7-19-2011By Brian Dooley
Director, Human Rights Defenders
It takes 3 min and 20 secs to walk around Tahrir Square if it’s not packed with people. It’s more of a roundabout than a square, and is now closed to traffic because some protestors returned 10 days ago, claiming a “second revolution” is needed to push the slow pace of reform.
On Saturday afternoon it was a low-key, relaxed place with – on the surface – the feel of a moderately busy pedestrian market. Large and small tents, mostly white, are crammed onto the grassed area of the roundabout itself. There are friendly ID checks as you enter and a question or two about where you’re from (“Ah, Irish! You are welcome.”)
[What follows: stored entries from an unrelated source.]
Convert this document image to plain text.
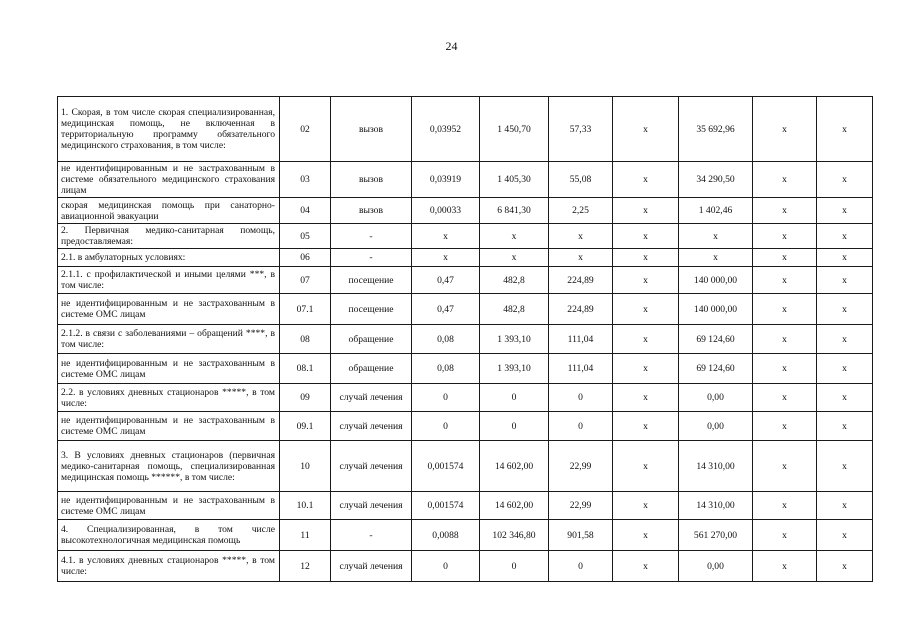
24
1. Скорая, в том числе скорая специализированная, медицинская помощь, не включенная в территориальную программу обязательного медицинского страхования, в том числе:	02	вызов	0,03952	1 450,70	57,33	х	35 692,96	х	х
не идентифицированным и не застрахованным в системе обязательного медицинского страхования лицам	03	вызов	0,03919	1 405,30	55,08	х	34 290,50	х	х
скорая медицинская помощь при санаторно-авиационной эвакуации	04	вызов	0,00033	6 841,30	2,25	х	1 402,46	х	х
2. Первичная медико-санитарная помощь, предоставляемая:	05	-	х	х	х	х	х	х	х
2.1. в амбулаторных условиях:	06	-	х	х	х	х	х	х	х
2.1.1. с профилактической и иными целями ***, в том числе:	07	посещение	0,47	482,8	224,89	х	140 000,00	х	х
не идентифицированным и не застрахованным в системе ОМС лицам	07.1	посещение	0,47	482,8	224,89	х	140 000,00	х	х
2.1.2. в связи с заболеваниями – обращений ****, в том числе:	08	обращение	0,08	1 393,10	111,04	х	69 124,60	х	х
не идентифицированным и не застрахованным в системе ОМС лицам	08.1	обращение	0,08	1 393,10	111,04	х	69 124,60	х	х
2.2. в условиях дневных стационаров *****, в том числе:	09	случай лечения	0	0	0	х	0,00	х	х
не идентифицированным и не застрахованным в системе ОМС лицам	09.1	случай лечения	0	0	0	х	0,00	х	х
3. В условиях дневных стационаров (первичная медико-санитарная помощь, специализированная медицинская помощь ******, в том числе:	10	случай лечения	0,001574	14 602,00	22,99	х	14 310,00	х	х
не идентифицированным и не застрахованным в системе ОМС лицам	10.1	случай лечения	0,001574	14 602,00	22,99	х	14 310,00	х	х
4. Специализированная, в том числе высокотехнологичная медицинская помощь	11	-	0,0088	102 346,80	901,58	х	561 270,00	х	х
4.1. в условиях дневных стационаров *****, в том числе:	12	случай лечения	0	0	0	х	0,00	х	х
Teenage boys stroll around in European soccer shirts (count for replica kits that day was two for Barcelona, one Manchester United and one for unfashionable English club Wigan).
Many people were dozing in and next to the tents in afternoon sun, while families with small kids meander around, buying tea and cold drinks. It’s hard to imagine this as the white hot center of the revolution.
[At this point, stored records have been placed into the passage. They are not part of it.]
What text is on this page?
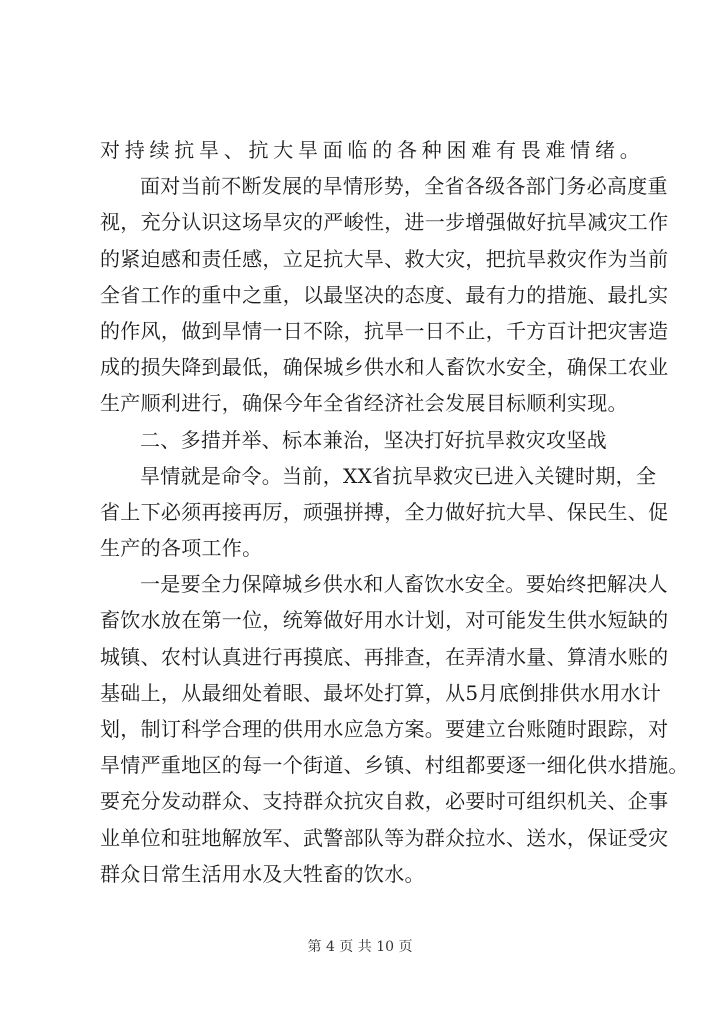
对持续抗旱、抗大旱面临的各种困难有畏难情绪。
面对当前不断发展的旱情形势，全省各级各部门务必高度重
视，充分认识这场旱灾的严峻性，进一步增强做好抗旱减灾工作
的紧迫感和责任感，立足抗大旱、救大灾，把抗旱救灾作为当前
全省工作的重中之重，以最坚决的态度、最有力的措施、最扎实
的作风，做到旱情一日不除，抗旱一日不止，千方百计把灾害造
成的损失降到最低，确保城乡供水和人畜饮水安全，确保工农业
生产顺利进行，确保今年全省经济社会发展目标顺利实现。
二、多措并举、标本兼治，坚决打好抗旱救灾攻坚战
旱情就是命令。当前，XX省抗旱救灾已进入关键时期，全
省上下必须再接再厉，顽强拼搏，全力做好抗大旱、保民生、促
生产的各项工作。
一是要全力保障城乡供水和人畜饮水安全。要始终把解决人
畜饮水放在第一位，统筹做好用水计划，对可能发生供水短缺的
城镇、农村认真进行再摸底、再排查，在弄清水量、算清水账的
基础上，从最细处着眼、最坏处打算，从5月底倒排供水用水计
划，制订科学合理的供用水应急方案。要建立台账随时跟踪，对
旱情严重地区的每一个街道、乡镇、村组都要逐一细化供水措施。
要充分发动群众、支持群众抗灾自救，必要时可组织机关、企事
业单位和驻地解放军、武警部队等为群众拉水、送水，保证受灾
群众日常生活用水及大牲畜的饮水。
第 4 页 共 10 页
But some of those in the tents were on hunger strike in protest at the failure of the ruling military council to deliver on reforms. The lull in the square over the weekend was a brief moment of collective breath-holding as Egyptians waited to hear the outcome of a major cabinet reshuffle aimed at addressing the discontent.
The next day, Prime Minister Essam Sharaf fired half of the 30 cabinet members and brought in new heads of the finance and foreign ministries, but the move has met with a mixed reaction from the square. While some unpopular faces have been stood down, others remain. Interior Minister Mansour el-Essawy, who has been a particular target of criticism for being slow to prosecute police officers accused of murdering protestors during the January uprising, kept this job.
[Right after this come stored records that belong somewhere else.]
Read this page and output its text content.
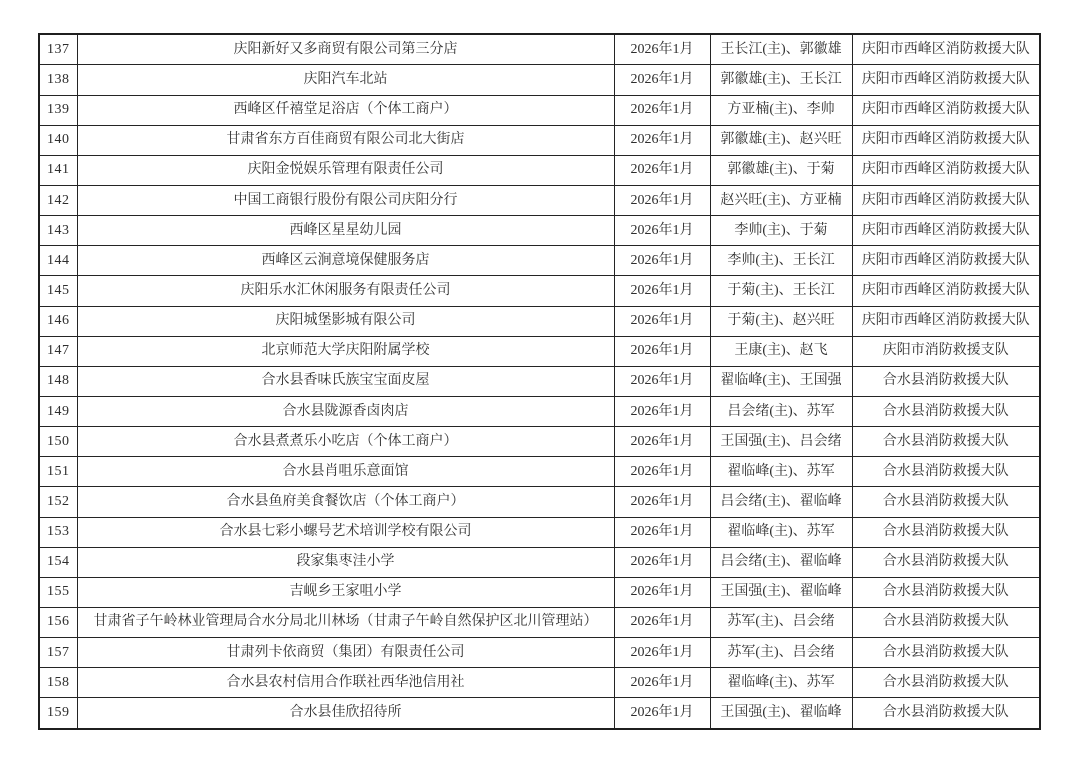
137	庆阳新好又多商贸有限公司第三分店	2026年1月	王长江(主)、郭徽雄	庆阳市西峰区消防救援大队
138	庆阳汽车北站	2026年1月	郭徽雄(主)、王长江	庆阳市西峰区消防救援大队
139	西峰区仟禧堂足浴店（个体工商户）	2026年1月	方亚楠(主)、李帅	庆阳市西峰区消防救援大队
140	甘肃省东方百佳商贸有限公司北大街店	2026年1月	郭徽雄(主)、赵兴旺	庆阳市西峰区消防救援大队
141	庆阳金悦娱乐管理有限责任公司	2026年1月	郭徽雄(主)、于菊	庆阳市西峰区消防救援大队
142	中国工商银行股份有限公司庆阳分行	2026年1月	赵兴旺(主)、方亚楠	庆阳市西峰区消防救援大队
143	西峰区星星幼儿园	2026年1月	李帅(主)、于菊	庆阳市西峰区消防救援大队
144	西峰区云涧意境保健服务店	2026年1月	李帅(主)、王长江	庆阳市西峰区消防救援大队
145	庆阳乐水汇休闲服务有限责任公司	2026年1月	于菊(主)、王长江	庆阳市西峰区消防救援大队
146	庆阳城堡影城有限公司	2026年1月	于菊(主)、赵兴旺	庆阳市西峰区消防救援大队
147	北京师范大学庆阳附属学校	2026年1月	王康(主)、赵飞	庆阳市消防救援支队
148	合水县香味氏族宝宝面皮屋	2026年1月	翟临峰(主)、王国强	合水县消防救援大队
149	合水县陇源香卤肉店	2026年1月	吕会绪(主)、苏军	合水县消防救援大队
150	合水县煮煮乐小吃店（个体工商户）	2026年1月	王国强(主)、吕会绪	合水县消防救援大队
151	合水县肖咀乐意面馆	2026年1月	翟临峰(主)、苏军	合水县消防救援大队
152	合水县鱼府美食餐饮店（个体工商户）	2026年1月	吕会绪(主)、翟临峰	合水县消防救援大队
153	合水县七彩小螺号艺术培训学校有限公司	2026年1月	翟临峰(主)、苏军	合水县消防救援大队
154	段家集枣洼小学	2026年1月	吕会绪(主)、翟临峰	合水县消防救援大队
155	吉岘乡王家咀小学	2026年1月	王国强(主)、翟临峰	合水县消防救援大队
156	甘肃省子午岭林业管理局合水分局北川林场（甘肃子午岭自然保护区北川管理站）	2026年1月	苏军(主)、吕会绪	合水县消防救援大队
157	甘肃列卡依商贸（集团）有限责任公司	2026年1月	苏军(主)、吕会绪	合水县消防救援大队
158	合水县农村信用合作联社西华池信用社	2026年1月	翟临峰(主)、苏军	合水县消防救援大队
159	合水县佳欣招待所	2026年1月	王国强(主)、翟临峰	合水县消防救援大队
The Tahrir protestors have not gone home. “Anyway, it’s not about new names, it’s about replacing the mindset,” one activist told me. Some protestors are calling for urgent root and branch reforms that go further than the last week’s early retiring of 600 senior police officers, further than the televising of the trials of Mubarak’s senior enforcers, further even than the jailing of former ministers (former Interior Minister Habib el-Adly has been sentenced to five years). Lists are circulating in the square of officials who ought to be sacked because of their role in the Mubarak government.
The hopes of February are not being met, and perhaps it was ever unrealistic to think they could be – at least by July. But the interim military rulers are increasingly unpopular, thanks to a combination of harsh suppression of dissent and no obvious upturn in the economy. When General Tareq el-Mahdi tried to address people in the square over the weekend he was heckled, his voice drowned out with anti-military chants, and forced to stop speaking.
There is much prediction of election results (and timing – although at least the first set of polls, for the new parliament, – is likely to happen this year) and the phasing in of new democratic structures. But for many Egyptians the revolution was about bread, and they’re not seeing much benefit yet for the risks they took in protesting.
In Upper Egypt and in Alexandria (where the security forces have a particularly brutal reputation) protests against the government are said to be growing increasingly militant.
So protestors are back in the square, so far in relatively small numbers, but a constant reminder of what might happen if things don’t start to get better very soon.